Selon un sondage Léger dévoilé mercredi, 72 % des Canadiens sont convaincus que Facebook à un effet délétère sur la santé mentale de ses utilisateurs.

Pire encore, 78 % des répondants canadiens au sondage jugent que la plateforme amplifie la portée des discours haineux, 87 % croient qu’elle contribue à la désinformation et 87 % l'estiment nuisible pour les mineurs.

Les Américains, eux, partagent les mêmes préoccupations que leurs voisins du nord, mais avec des taux systématiquement moins élevés, montre le sondage.

Ironiquement, bien qu’ils soient très majoritairement convaincus que Facebook est un vecteur de fausses nouvelles, qui va jusqu’à menacer la démocratie (48 %), un peu plus de la moitié des Canadiens (51 %) juge la plateforme «essentielle» pour s’informer et partager de l’information.
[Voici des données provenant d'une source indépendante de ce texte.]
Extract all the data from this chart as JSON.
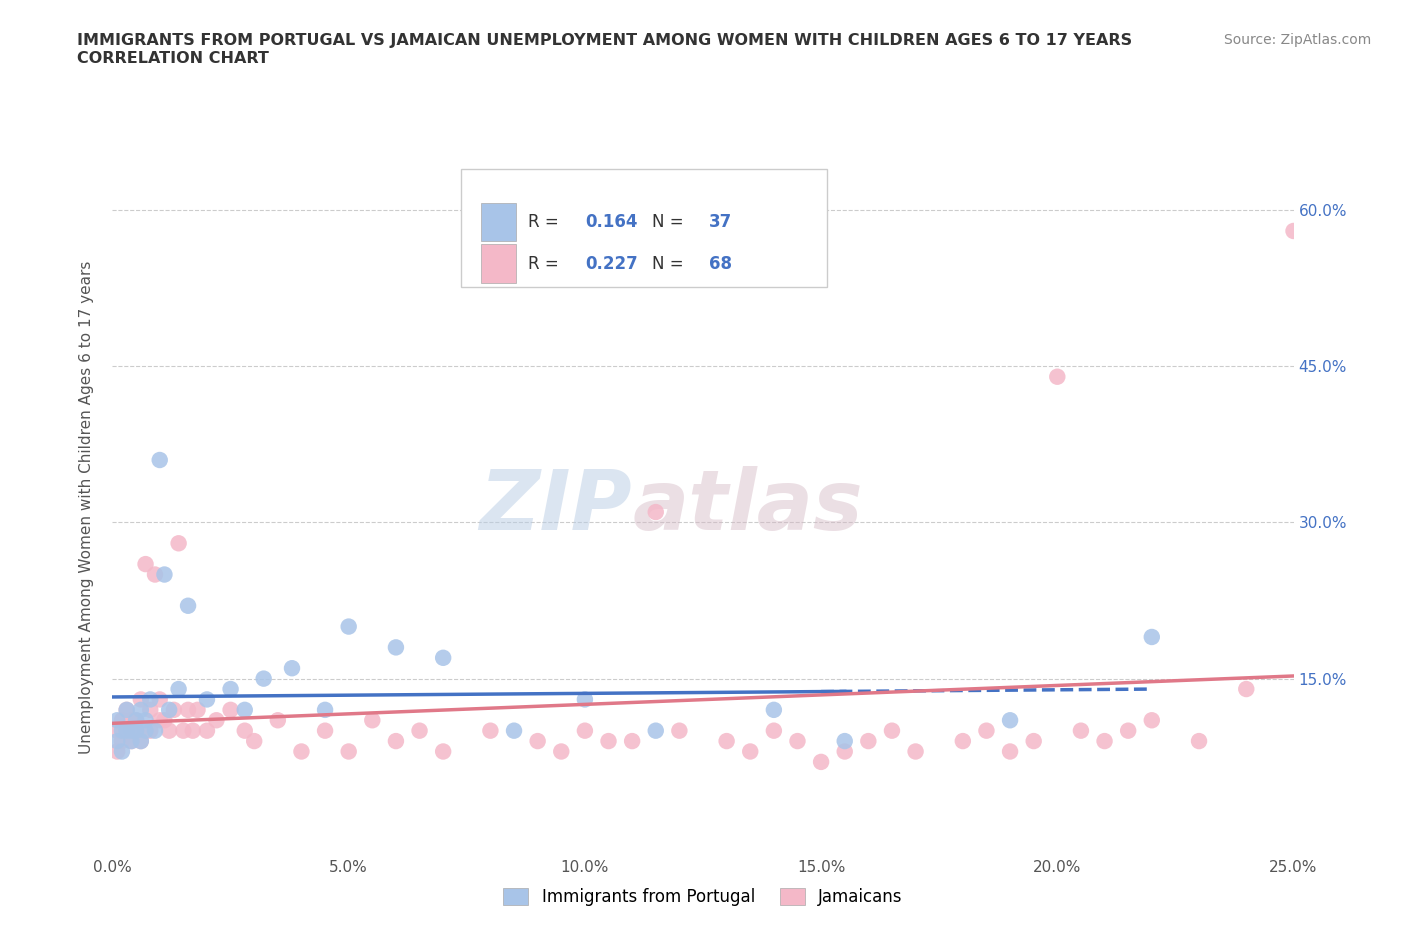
{
  "title_line1": "IMMIGRANTS FROM PORTUGAL VS JAMAICAN UNEMPLOYMENT AMONG WOMEN WITH CHILDREN AGES 6 TO 17 YEARS",
  "title_line2": "CORRELATION CHART",
  "source_text": "Source: ZipAtlas.com",
  "ylabel": "Unemployment Among Women with Children Ages 6 to 17 years",
  "xlim": [
    0.0,
    0.25
  ],
  "ylim": [
    -0.02,
    0.65
  ],
  "xticks": [
    0.0,
    0.05,
    0.1,
    0.15,
    0.2,
    0.25
  ],
  "xticklabels": [
    "0.0%",
    "5.0%",
    "10.0%",
    "15.0%",
    "20.0%",
    "25.0%"
  ],
  "yticks_left": [
    0.0,
    0.15,
    0.3,
    0.45,
    0.6
  ],
  "yticklabels_left": [
    "",
    "",
    "",
    "",
    ""
  ],
  "yticks_right": [
    0.15,
    0.3,
    0.45,
    0.6
  ],
  "yticklabels_right": [
    "15.0%",
    "30.0%",
    "45.0%",
    "60.0%"
  ],
  "grid_color": "#cccccc",
  "background_color": "#ffffff",
  "watermark_text": "ZIPatlas",
  "blue_dot_color": "#a8c4e8",
  "pink_dot_color": "#f4b8c8",
  "blue_line_color": "#4472c4",
  "pink_line_color": "#e07888",
  "legend_R1": "0.164",
  "legend_N1": "37",
  "legend_R2": "0.227",
  "legend_N2": "68",
  "blue_scatter_x": [
    0.001,
    0.001,
    0.002,
    0.002,
    0.003,
    0.003,
    0.004,
    0.004,
    0.005,
    0.005,
    0.006,
    0.006,
    0.007,
    0.007,
    0.008,
    0.009,
    0.01,
    0.011,
    0.012,
    0.014,
    0.016,
    0.02,
    0.025,
    0.028,
    0.032,
    0.038,
    0.045,
    0.05,
    0.06,
    0.07,
    0.085,
    0.1,
    0.115,
    0.14,
    0.155,
    0.19,
    0.22
  ],
  "blue_scatter_y": [
    0.09,
    0.11,
    0.1,
    0.08,
    0.1,
    0.12,
    0.1,
    0.09,
    0.11,
    0.1,
    0.12,
    0.09,
    0.11,
    0.1,
    0.13,
    0.1,
    0.36,
    0.25,
    0.12,
    0.14,
    0.22,
    0.13,
    0.14,
    0.12,
    0.15,
    0.16,
    0.12,
    0.2,
    0.18,
    0.17,
    0.1,
    0.13,
    0.1,
    0.12,
    0.09,
    0.11,
    0.19
  ],
  "pink_scatter_x": [
    0.001,
    0.001,
    0.002,
    0.002,
    0.003,
    0.003,
    0.004,
    0.004,
    0.005,
    0.005,
    0.006,
    0.006,
    0.007,
    0.008,
    0.008,
    0.009,
    0.01,
    0.01,
    0.011,
    0.012,
    0.013,
    0.014,
    0.015,
    0.016,
    0.017,
    0.018,
    0.02,
    0.022,
    0.025,
    0.028,
    0.03,
    0.035,
    0.04,
    0.045,
    0.05,
    0.055,
    0.06,
    0.065,
    0.07,
    0.08,
    0.09,
    0.095,
    0.1,
    0.105,
    0.11,
    0.115,
    0.12,
    0.13,
    0.135,
    0.14,
    0.145,
    0.15,
    0.155,
    0.16,
    0.165,
    0.17,
    0.18,
    0.185,
    0.19,
    0.195,
    0.2,
    0.205,
    0.21,
    0.215,
    0.22,
    0.23,
    0.24,
    0.25
  ],
  "pink_scatter_y": [
    0.1,
    0.08,
    0.11,
    0.09,
    0.1,
    0.12,
    0.11,
    0.09,
    0.11,
    0.1,
    0.13,
    0.09,
    0.26,
    0.12,
    0.1,
    0.25,
    0.13,
    0.11,
    0.11,
    0.1,
    0.12,
    0.28,
    0.1,
    0.12,
    0.1,
    0.12,
    0.1,
    0.11,
    0.12,
    0.1,
    0.09,
    0.11,
    0.08,
    0.1,
    0.08,
    0.11,
    0.09,
    0.1,
    0.08,
    0.1,
    0.09,
    0.08,
    0.1,
    0.09,
    0.09,
    0.31,
    0.1,
    0.09,
    0.08,
    0.1,
    0.09,
    0.07,
    0.08,
    0.09,
    0.1,
    0.08,
    0.09,
    0.1,
    0.08,
    0.09,
    0.44,
    0.1,
    0.09,
    0.1,
    0.11,
    0.09,
    0.14,
    0.58
  ]
}
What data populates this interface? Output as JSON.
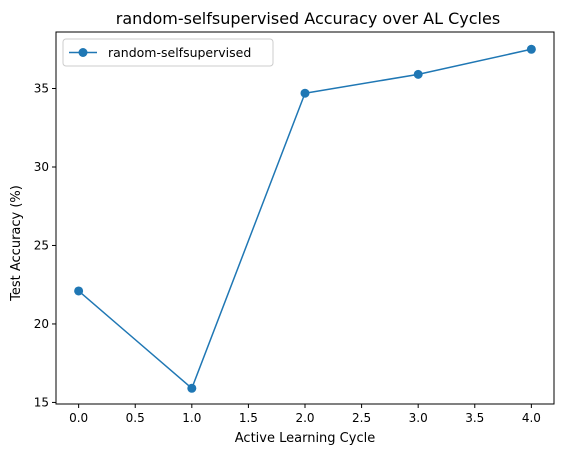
{
  "chart_data": {
    "type": "line",
    "title": "random-selfsupervised Accuracy over AL Cycles",
    "xlabel": "Active Learning Cycle",
    "ylabel": "Test Accuracy (%)",
    "x": [
      0,
      1,
      2,
      3,
      4
    ],
    "series": [
      {
        "name": "random-selfsupervised",
        "values": [
          22.1,
          15.9,
          34.7,
          35.9,
          37.5
        ],
        "color": "#1f77b4",
        "marker": "circle"
      }
    ],
    "xlim": [
      -0.2,
      4.2
    ],
    "ylim": [
      14.9,
      38.6
    ],
    "xticks": [
      0.0,
      0.5,
      1.0,
      1.5,
      2.0,
      2.5,
      3.0,
      3.5,
      4.0
    ],
    "xtick_labels": [
      "0.0",
      "0.5",
      "1.0",
      "1.5",
      "2.0",
      "2.5",
      "3.0",
      "3.5",
      "4.0"
    ],
    "yticks": [
      15,
      20,
      25,
      30,
      35
    ],
    "ytick_labels": [
      "15",
      "20",
      "25",
      "30",
      "35"
    ],
    "grid": false,
    "legend": "top-left"
  }
}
Plus positivement, les trois quarts des répondants, des deux côtés de la frontière, ont noté que Facebook leur permet de garder contact avec leurs proches.

Ces résultats font suite à une semaine désastreuse pour le géant du numérique, qui a vu une lanceuse d’alerte, France Haugen, affirmer devant le Sénat américain que Facebook est au courant des impacts négatifs de ses plateformes de réseaux sociaux.

Ces révélations sont d’ailleurs crues par 64 % des Canadiens et 59 % des Américains, a noté Léger.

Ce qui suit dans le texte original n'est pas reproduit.